Il la voyait, il savait qu’elle le regardait.

_Mais qui est cet homme ? _

« Content que vous vous le demandiez enfin. Je m’appelle Melnar. Dit l’Errant. »

Melnar l’Errant. Elle connaissait ce nom, tout le monde connaissait ce nom. Il n’y avait que peu de légendes tant les Héros accaparaient l’imaginaire populaire, mais celle-ci était enseignée à tous. La légende de l’homme des mondes.

Selon elle, il existait un homme venant d’un autre monde, Melnar l’Errant, capable d’arpenter les univers et de s’approprier leurs puissances. Les récits stipulaient que si vous aviez ses faveurs vous auriez une existence difficile, mais une grande destinée s’offrirait à vous. En revanche ceux qui se trouvaient contre sa volonté périssaient.

« Je n’ai rien contre vous. Je n’aime juste pas les gens que vous choisissez pour vos expériences. »

Leïandell écarquilla les yeux et sa bouche se dessécha. Elle sentit son estomac se nouer, sa respiration se faire plus vive.

– À vrai dire, je n’aime pas non plus votre manière trop directe de vous ingérer dans mon jeu.
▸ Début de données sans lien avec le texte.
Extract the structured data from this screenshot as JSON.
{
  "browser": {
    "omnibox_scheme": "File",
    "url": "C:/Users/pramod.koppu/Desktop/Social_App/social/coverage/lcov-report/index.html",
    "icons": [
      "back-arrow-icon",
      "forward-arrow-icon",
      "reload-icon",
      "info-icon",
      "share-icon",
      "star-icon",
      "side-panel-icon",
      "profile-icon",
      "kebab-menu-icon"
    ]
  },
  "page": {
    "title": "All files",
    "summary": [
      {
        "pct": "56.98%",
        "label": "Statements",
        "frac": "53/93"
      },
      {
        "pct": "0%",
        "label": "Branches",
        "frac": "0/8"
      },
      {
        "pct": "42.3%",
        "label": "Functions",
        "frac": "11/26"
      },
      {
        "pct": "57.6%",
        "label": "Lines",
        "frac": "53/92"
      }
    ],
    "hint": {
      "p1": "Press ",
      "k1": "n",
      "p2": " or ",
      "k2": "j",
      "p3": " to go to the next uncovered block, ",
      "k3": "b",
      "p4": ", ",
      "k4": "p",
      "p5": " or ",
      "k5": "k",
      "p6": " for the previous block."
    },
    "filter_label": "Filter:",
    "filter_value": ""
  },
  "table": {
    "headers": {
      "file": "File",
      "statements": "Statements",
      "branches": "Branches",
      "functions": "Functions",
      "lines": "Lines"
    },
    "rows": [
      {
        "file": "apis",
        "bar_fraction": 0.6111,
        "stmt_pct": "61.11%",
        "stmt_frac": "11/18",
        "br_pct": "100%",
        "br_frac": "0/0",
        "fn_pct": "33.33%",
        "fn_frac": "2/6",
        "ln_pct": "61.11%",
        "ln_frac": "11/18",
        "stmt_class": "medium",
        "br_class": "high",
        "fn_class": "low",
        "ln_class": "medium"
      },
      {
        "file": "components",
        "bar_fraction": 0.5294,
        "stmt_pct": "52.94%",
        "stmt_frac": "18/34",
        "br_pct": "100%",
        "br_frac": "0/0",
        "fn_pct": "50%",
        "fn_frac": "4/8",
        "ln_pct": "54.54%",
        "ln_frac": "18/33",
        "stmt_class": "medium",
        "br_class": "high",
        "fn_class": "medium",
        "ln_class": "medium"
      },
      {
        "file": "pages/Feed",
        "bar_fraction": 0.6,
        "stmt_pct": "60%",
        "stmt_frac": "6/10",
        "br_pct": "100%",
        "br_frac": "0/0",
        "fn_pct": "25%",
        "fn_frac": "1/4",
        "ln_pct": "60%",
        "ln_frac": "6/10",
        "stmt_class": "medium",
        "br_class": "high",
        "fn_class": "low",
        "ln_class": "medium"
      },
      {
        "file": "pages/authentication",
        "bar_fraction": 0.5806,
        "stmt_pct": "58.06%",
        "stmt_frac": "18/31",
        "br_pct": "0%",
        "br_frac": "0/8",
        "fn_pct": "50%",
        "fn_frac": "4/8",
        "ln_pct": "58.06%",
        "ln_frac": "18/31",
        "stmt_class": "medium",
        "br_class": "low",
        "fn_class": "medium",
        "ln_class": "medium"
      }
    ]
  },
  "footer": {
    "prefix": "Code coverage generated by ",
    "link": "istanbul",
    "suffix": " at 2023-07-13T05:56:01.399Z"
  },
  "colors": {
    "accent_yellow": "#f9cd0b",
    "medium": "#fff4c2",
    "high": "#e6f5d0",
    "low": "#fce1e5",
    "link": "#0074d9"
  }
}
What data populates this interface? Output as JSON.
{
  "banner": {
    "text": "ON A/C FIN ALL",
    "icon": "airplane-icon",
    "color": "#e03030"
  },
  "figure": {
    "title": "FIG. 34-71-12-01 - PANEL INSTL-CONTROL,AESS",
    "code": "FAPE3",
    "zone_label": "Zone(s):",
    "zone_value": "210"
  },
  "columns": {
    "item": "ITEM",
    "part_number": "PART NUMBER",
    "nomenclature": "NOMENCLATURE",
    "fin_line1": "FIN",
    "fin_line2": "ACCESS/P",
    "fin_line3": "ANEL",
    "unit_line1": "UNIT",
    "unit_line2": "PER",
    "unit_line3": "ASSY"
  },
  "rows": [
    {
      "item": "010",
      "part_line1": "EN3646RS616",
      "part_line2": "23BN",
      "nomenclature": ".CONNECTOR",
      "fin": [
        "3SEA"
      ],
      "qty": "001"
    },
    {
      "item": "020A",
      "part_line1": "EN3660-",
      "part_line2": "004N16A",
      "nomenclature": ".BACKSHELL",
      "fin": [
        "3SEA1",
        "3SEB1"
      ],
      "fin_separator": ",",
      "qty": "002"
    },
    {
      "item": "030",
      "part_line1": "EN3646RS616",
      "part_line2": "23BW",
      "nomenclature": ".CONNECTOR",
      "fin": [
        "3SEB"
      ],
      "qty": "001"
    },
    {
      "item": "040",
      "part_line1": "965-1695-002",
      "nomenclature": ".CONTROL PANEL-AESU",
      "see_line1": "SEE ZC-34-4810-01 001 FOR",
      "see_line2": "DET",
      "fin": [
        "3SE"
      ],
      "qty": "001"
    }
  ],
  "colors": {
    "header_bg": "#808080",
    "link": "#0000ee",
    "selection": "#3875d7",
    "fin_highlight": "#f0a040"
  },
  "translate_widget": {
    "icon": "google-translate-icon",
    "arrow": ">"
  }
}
Elle n’avait pas besoin de se retourner pour savoir que l’homme au manteau s’était relevé. On ne tuait pas l’Errant, on espérait qu’il ne s’occupe pas de nous. Les membres tremblants, elle se retourna tant bien que mal pour faire face au véritable immortel. Son visage avait perdu toute son insouciance et la toisait d’un regard perçant. Dans un silence absolu, il s’approcha d’elle pour lui susurrer à l’oreille.

– Dommage, vous auriez fait un bon adversaire si vous aviez suivi mes règles.

Melnar se détourna, quitta la salle, et alors qu’il créait un portail de violet et d’argent vers d’autres mondes, Leïandell sentit son corps l’abandonner. Ses membres ne la tenaient plus, son cœur ralentissait, son souffle se faisait plus difficile, sa vue se brouillait et elle s’écroula.

On se souvient peut-être toujours des Héros, mais seules les légendes ne meurent jamais, songea-t-elle avant de sombrer dans son dernier sommeil.